My name is Rachel. Wendy and I met when we were in our late 20s and moved in together when we were in our early 30s. We had the “kid” talk before we moved in. At that point, we were both fairly certain that we didn’t want children. Most of our friends didn’t have kids, we had demanding jobs, we lived in a very expensive city, and neither of us had the “urge” to have kids. We thought we were both on the same page. Then I threw a wrench into our plans. Around my 38th birthday, I began to wonder if I was going to regret not having any children. By this time many of our friends and our siblings had become parents. This nagging doubt about our decision to remain childfree kept coming up for me, so much so that it became pretty difficult to ignore. When I sat Wendy down to share my doubts, she was understandably upset. She felt like I had changed the rules to the game – rules that we had decided on together. Having kids was never part of the plan and she wasn’t sure that she was up for kids. I said I respected where she was coming from, but asked her to take some time to think about it.

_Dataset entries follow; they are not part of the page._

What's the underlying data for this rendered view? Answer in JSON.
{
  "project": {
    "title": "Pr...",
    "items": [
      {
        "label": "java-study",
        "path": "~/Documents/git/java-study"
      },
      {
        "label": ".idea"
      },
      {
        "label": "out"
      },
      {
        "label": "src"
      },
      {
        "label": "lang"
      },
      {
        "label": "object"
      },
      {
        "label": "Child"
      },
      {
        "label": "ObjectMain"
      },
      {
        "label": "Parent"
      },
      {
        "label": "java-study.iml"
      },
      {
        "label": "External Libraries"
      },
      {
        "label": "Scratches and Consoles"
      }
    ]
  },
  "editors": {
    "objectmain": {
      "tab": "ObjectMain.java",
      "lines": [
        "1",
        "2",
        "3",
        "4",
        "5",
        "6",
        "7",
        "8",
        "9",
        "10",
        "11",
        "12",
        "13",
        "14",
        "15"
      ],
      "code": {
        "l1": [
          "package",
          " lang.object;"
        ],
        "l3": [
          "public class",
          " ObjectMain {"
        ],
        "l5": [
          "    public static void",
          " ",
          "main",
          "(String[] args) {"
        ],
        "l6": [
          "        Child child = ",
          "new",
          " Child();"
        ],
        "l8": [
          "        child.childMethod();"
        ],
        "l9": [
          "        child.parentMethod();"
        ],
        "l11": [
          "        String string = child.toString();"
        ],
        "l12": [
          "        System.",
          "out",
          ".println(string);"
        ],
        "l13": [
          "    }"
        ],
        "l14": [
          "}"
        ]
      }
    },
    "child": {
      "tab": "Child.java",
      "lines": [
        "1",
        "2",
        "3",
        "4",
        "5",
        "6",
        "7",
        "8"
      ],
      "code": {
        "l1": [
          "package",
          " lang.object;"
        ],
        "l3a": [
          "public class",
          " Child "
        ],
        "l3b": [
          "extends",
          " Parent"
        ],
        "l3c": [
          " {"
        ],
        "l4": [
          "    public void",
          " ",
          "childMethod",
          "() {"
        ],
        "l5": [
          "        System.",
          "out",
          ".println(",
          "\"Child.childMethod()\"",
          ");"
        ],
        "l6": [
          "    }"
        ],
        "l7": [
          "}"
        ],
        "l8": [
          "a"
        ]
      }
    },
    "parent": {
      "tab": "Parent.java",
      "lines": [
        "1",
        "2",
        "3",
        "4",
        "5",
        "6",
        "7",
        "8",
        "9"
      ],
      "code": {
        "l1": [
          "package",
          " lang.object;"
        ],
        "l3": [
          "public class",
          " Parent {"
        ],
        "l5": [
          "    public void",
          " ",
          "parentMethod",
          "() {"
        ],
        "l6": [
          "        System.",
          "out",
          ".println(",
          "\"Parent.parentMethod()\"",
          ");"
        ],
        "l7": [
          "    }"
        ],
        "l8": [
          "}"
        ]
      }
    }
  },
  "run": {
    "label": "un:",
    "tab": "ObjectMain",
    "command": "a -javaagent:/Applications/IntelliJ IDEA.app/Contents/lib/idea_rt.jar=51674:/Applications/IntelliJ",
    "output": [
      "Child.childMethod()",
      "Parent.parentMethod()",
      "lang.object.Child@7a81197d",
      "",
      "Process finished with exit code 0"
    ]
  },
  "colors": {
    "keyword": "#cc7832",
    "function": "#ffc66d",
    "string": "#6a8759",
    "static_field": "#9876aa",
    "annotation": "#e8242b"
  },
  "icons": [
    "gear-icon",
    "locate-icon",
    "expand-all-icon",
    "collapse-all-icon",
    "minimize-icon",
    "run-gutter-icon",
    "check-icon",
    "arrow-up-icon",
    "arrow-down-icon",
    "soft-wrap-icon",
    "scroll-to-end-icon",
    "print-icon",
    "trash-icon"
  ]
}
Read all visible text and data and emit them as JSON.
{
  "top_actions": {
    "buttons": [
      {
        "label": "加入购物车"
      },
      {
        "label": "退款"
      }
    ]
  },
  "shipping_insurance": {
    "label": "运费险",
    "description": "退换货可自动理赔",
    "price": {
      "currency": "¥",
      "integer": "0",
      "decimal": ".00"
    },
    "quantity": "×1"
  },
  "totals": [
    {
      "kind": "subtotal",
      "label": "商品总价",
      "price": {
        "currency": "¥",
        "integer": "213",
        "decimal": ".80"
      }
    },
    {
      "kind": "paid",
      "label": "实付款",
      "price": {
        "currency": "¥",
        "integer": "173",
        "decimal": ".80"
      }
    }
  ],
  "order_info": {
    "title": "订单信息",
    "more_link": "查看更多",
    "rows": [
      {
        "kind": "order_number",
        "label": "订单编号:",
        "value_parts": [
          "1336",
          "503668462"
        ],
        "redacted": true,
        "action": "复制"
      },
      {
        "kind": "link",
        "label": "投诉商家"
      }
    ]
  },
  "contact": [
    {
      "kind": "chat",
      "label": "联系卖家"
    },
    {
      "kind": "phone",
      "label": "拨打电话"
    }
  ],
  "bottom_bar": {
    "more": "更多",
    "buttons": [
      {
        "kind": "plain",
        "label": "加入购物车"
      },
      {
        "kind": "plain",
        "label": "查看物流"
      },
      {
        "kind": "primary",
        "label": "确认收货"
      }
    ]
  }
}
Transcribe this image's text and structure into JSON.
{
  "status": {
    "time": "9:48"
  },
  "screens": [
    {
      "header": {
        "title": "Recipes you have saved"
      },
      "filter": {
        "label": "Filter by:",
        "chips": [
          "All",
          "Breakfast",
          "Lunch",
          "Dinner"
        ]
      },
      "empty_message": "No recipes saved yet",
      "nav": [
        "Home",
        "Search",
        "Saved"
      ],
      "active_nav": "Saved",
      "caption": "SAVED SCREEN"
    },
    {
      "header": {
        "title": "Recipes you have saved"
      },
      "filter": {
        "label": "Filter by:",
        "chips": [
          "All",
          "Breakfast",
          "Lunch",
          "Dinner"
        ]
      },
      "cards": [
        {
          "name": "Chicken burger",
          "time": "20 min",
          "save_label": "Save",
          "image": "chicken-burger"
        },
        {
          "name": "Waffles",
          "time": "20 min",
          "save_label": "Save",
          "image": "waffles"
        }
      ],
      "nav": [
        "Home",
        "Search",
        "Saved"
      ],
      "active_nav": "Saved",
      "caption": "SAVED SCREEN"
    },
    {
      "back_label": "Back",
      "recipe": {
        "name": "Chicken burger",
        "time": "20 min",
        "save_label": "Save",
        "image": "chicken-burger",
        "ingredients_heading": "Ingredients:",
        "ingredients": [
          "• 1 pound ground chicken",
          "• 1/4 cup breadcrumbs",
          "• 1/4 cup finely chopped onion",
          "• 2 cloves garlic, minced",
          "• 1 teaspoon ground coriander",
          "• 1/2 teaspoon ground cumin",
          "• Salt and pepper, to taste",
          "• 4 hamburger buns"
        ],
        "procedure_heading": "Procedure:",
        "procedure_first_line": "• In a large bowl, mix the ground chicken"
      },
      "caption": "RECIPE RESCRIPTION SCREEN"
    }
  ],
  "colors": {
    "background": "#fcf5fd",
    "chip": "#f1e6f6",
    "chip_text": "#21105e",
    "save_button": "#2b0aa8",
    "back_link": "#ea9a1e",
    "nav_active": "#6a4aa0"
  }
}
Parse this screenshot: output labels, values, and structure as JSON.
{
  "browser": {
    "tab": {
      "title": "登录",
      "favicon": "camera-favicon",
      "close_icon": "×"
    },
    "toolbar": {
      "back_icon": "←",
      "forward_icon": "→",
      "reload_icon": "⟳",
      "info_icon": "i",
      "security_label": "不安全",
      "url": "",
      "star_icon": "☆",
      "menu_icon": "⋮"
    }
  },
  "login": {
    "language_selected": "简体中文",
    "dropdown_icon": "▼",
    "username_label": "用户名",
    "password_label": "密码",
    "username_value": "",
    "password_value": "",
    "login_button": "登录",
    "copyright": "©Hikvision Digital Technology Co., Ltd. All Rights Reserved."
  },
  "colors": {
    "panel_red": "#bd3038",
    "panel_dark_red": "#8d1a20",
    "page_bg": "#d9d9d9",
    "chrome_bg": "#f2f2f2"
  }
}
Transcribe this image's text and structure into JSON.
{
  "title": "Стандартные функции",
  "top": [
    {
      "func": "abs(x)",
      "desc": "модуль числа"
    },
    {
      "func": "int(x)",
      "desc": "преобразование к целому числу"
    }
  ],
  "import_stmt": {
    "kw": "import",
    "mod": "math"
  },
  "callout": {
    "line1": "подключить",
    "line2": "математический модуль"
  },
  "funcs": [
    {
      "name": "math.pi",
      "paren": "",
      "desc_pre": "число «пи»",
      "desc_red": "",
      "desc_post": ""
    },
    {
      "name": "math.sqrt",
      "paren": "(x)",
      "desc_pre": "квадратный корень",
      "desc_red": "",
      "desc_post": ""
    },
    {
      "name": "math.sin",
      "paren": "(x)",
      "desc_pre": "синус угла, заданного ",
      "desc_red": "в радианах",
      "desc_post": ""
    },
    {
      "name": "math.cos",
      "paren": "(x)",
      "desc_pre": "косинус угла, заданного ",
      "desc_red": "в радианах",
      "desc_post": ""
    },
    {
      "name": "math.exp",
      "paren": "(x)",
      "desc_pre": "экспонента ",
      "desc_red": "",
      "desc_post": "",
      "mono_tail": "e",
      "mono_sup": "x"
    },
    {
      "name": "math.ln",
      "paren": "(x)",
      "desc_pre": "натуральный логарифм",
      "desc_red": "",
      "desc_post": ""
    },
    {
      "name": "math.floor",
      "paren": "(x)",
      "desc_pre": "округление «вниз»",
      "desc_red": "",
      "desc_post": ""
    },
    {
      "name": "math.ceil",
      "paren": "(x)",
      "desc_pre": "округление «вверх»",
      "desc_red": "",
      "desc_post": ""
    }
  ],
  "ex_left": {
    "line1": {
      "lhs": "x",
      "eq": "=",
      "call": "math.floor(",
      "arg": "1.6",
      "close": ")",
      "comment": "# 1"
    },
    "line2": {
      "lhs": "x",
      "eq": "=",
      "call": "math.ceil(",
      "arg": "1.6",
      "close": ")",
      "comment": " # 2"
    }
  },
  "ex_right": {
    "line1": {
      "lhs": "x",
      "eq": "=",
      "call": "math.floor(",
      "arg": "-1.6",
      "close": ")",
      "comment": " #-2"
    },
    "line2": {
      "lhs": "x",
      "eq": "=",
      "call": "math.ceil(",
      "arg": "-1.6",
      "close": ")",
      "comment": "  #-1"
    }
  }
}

A few months later, she was still undecided. Given my age, I didn’t think I had any time to waste. I made an appointment at a fertility clinic and had my fertility tested. The doctor said that my fertility had already started declining, and if I wanted to try to have a baby with my own eggs, I needed to start trying as soon as possible. Being 38, there was no guarantee that I’d get pregnant. She gave me a list of sperm donors and profiles to choose from. I shared the list of donors with Wendy, and she said she just can’t see kids as part of her future – as part of our future. I apologized to her, and told her I understand but this is something that I need to do – even if it means doing it alone. It was a very painful discussion and decision. I love Wendy and the life we’ve created. But I don’t want to live with regrets down the road. So I’ve decided that I going to try to get pregnant, even if it means losing Wendy – which I hope it doesn’t.